Prospects for 2016, however, are mixed, according to the VDMA. It said construction equipment manufacturers were expecting positive stimuli for business in southern and central eastern Europe, and that they believed that the high-volume markets of Germany, the UK, Scandinavia and Benelux would remain robust.
Internationally, it is the Indian market in particular that is providing hope, it said.
At the same time the risks are increasing, the VDMA said, as a large number of uncertainties are being created by “political and violent conflicts, excessively low oil and raw material prices with all their implications and numerous unsolved economic crises”.
Sailer said, “These risks do not affect every market in the same way, and depending on where a company has its main business activities, it will be affected to a greater or lesser extent.”
The VDMA added that as in the last two years, very little could be expected from Russia. It said the same was true for Latin America and China, which it said was no longer the largest market in the world.

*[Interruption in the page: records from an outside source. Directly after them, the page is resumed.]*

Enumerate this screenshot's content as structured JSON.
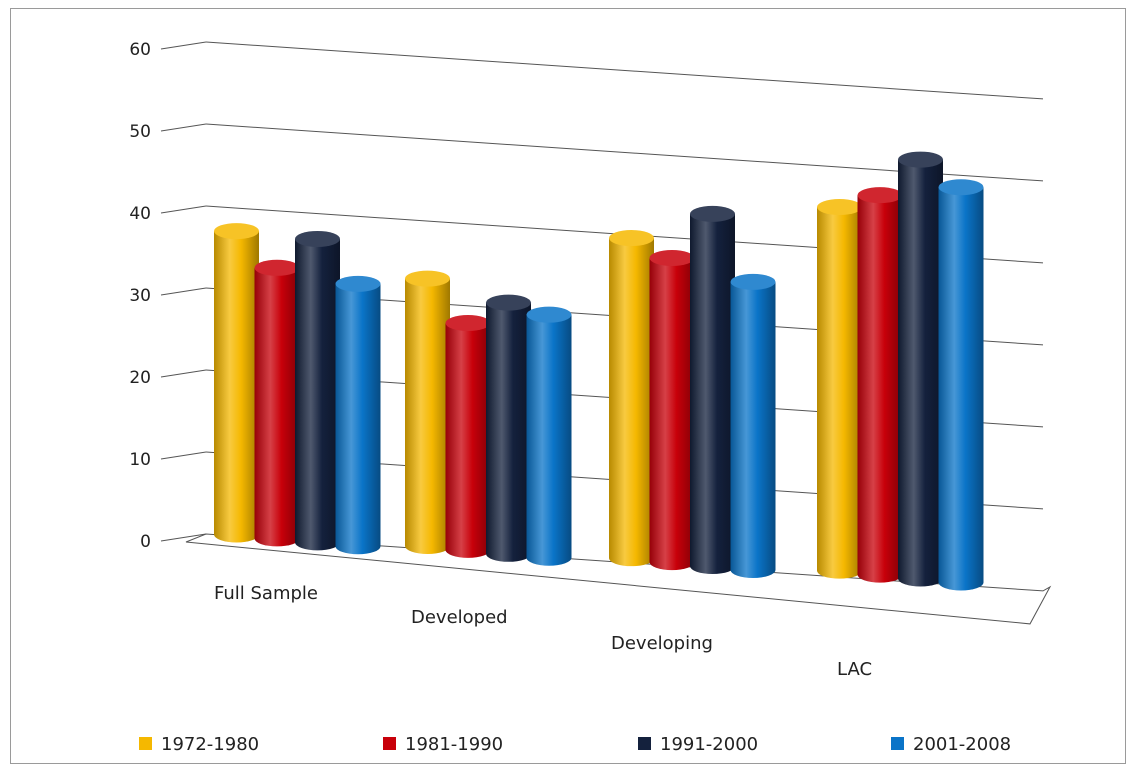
{
  "chart_data": {
    "type": "bar",
    "style": "3d-cylinder",
    "categories": [
      "Full Sample",
      "Developed",
      "Developing",
      "LAC"
    ],
    "series": [
      {
        "name": "1972-1980",
        "color": "#F5B800",
        "values": [
          37,
          33,
          40,
          46
        ]
      },
      {
        "name": "1981-1990",
        "color": "#C8000A",
        "values": [
          33,
          28,
          38,
          48
        ]
      },
      {
        "name": "1991-2000",
        "color": "#14213D",
        "values": [
          37,
          31,
          44,
          53
        ]
      },
      {
        "name": "2001-2008",
        "color": "#0A74C8",
        "values": [
          32,
          30,
          36,
          50
        ]
      }
    ],
    "y_ticks": [
      "0",
      "10",
      "20",
      "30",
      "40",
      "50",
      "60"
    ],
    "ylim": [
      0,
      60
    ],
    "grid": true,
    "legend_position": "bottom"
  }
}
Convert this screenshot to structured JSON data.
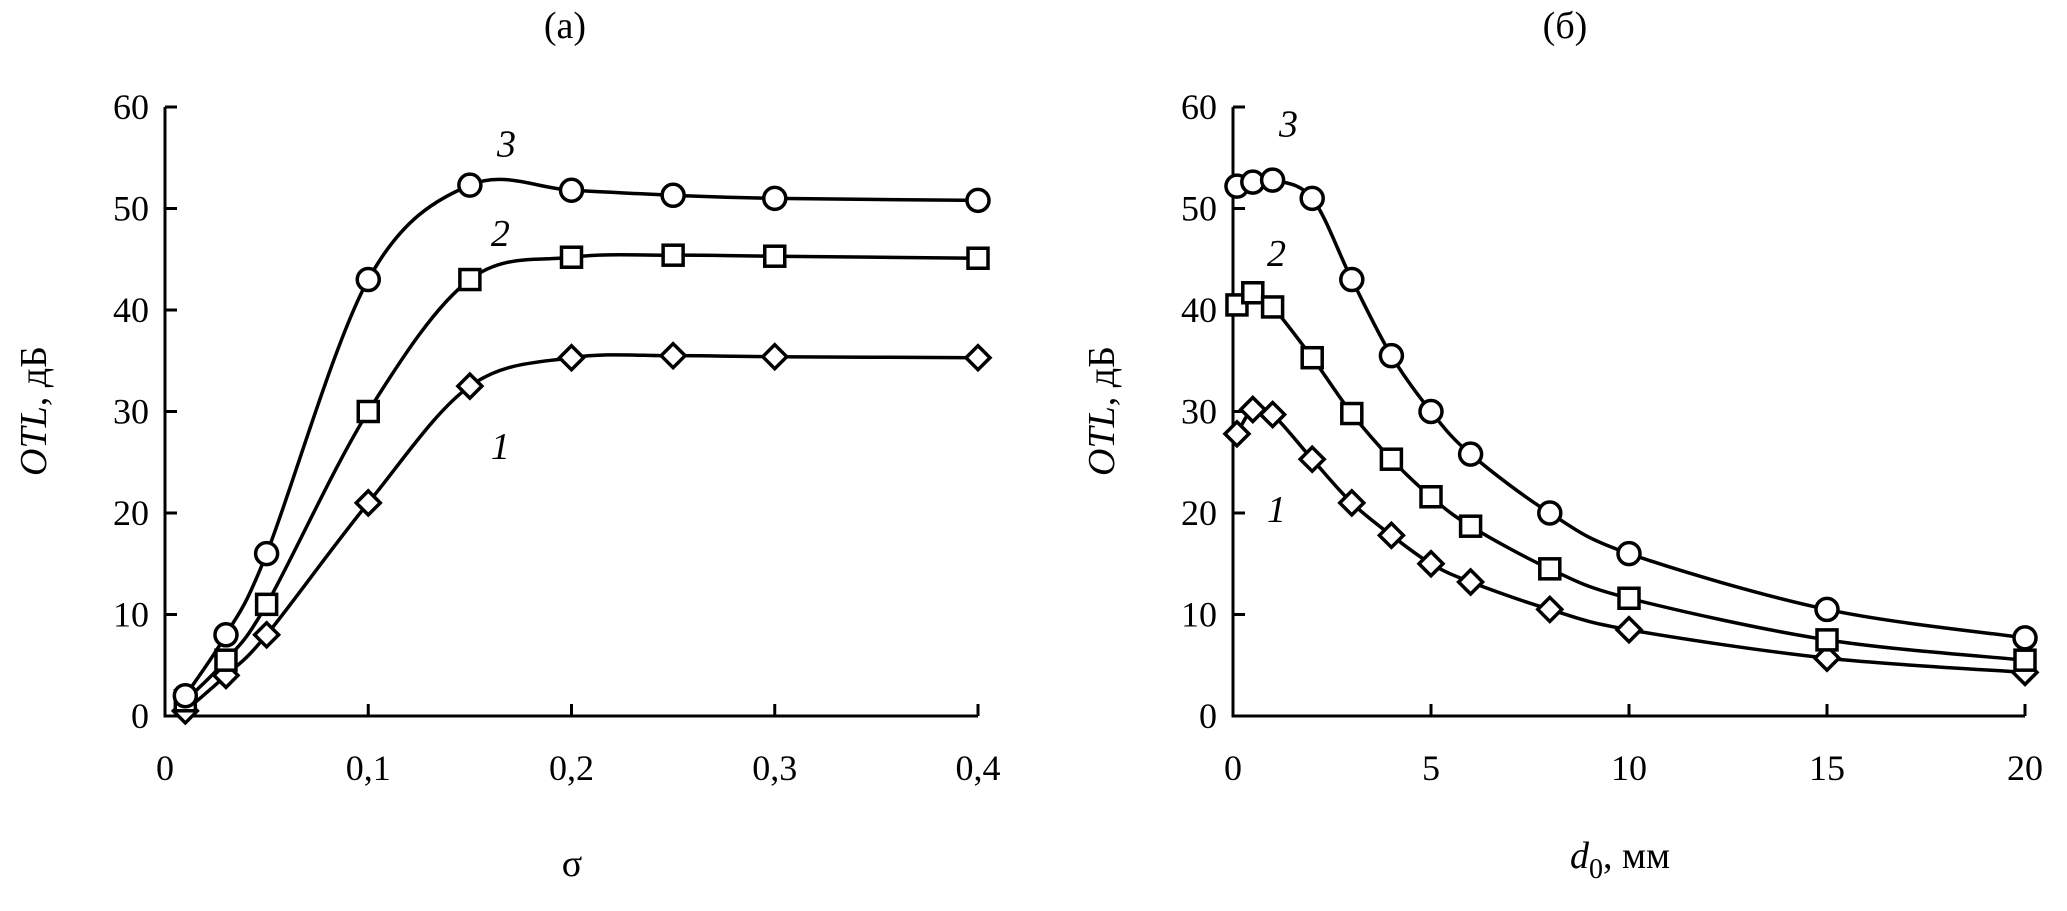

It forecast that two former growth areas – North America and the Middle East – would experience the direct and indirect effects of oil and gas prices, and would not continue to develop as positively as they had in the last few years.
According to the VDMA, against this backdrop of enormous uncertainties, it would be wrong to take growth for granted on an individual company level in 2016.
The industry as a whole, however, is expecting a slight sales increase of 3%, it said, adding that this would be the third consecutive year of growth – and that it would be regarded as a big success in a difficult global environment.
“As manufacturers, we always feel positive about a year where there is Bauma, and approach it with a good deal of optimism,” said Sailer. The Bauma show runs from 11 to 17 April, in Munich, Germany.
The VDMA felt, however, that a major backlash could be expected from the political debate on exhaust emissions.
According to the latest plans drawn up by Berlin’s Senate Department for Urban Development & the Environment, all construction equipment will need to be colour-coded to indicate its emission level. This is already being done for cars.
The VDMA said that when applied to construction equipment, however, the new regulations were threatening to put a stop to any modernisation. It said that machinery equipped with extremely complex and expensive exhaust emission aftertreatment would be in a worse position than ancient, inefficient machines retrofitted with diesel particle filters (DPFs), which only achieved good values when it came to particulate emissions.
The association claimed the city state of Berlin was threatening to play “an environmental prank”, as the pollution caused by such outmoded machinery was several times higher. It added that such machines were twice as noisy, used about 15% more fuel and emitted over 90% per cent more nitrogen oxides (NOx).
The managing director of the association, Joachim Schmid, also saw this development as a direct consequence of the DPF retrofit debate, fuelled by Germany’s environmental organisation Deutsche Umwelthilfe (DUH)
Schmid said, “Retrofitting can never be a satisfactory solution. It impedes the placing of state-of-the-art, environment-friendly equipment on the market.
“It has long been standard practice to ignore economic arguments, but we are now seeing a totally new level, where comprehensive environmental protection is being sacrificed to one-eyed arguments that focus on isolated details.”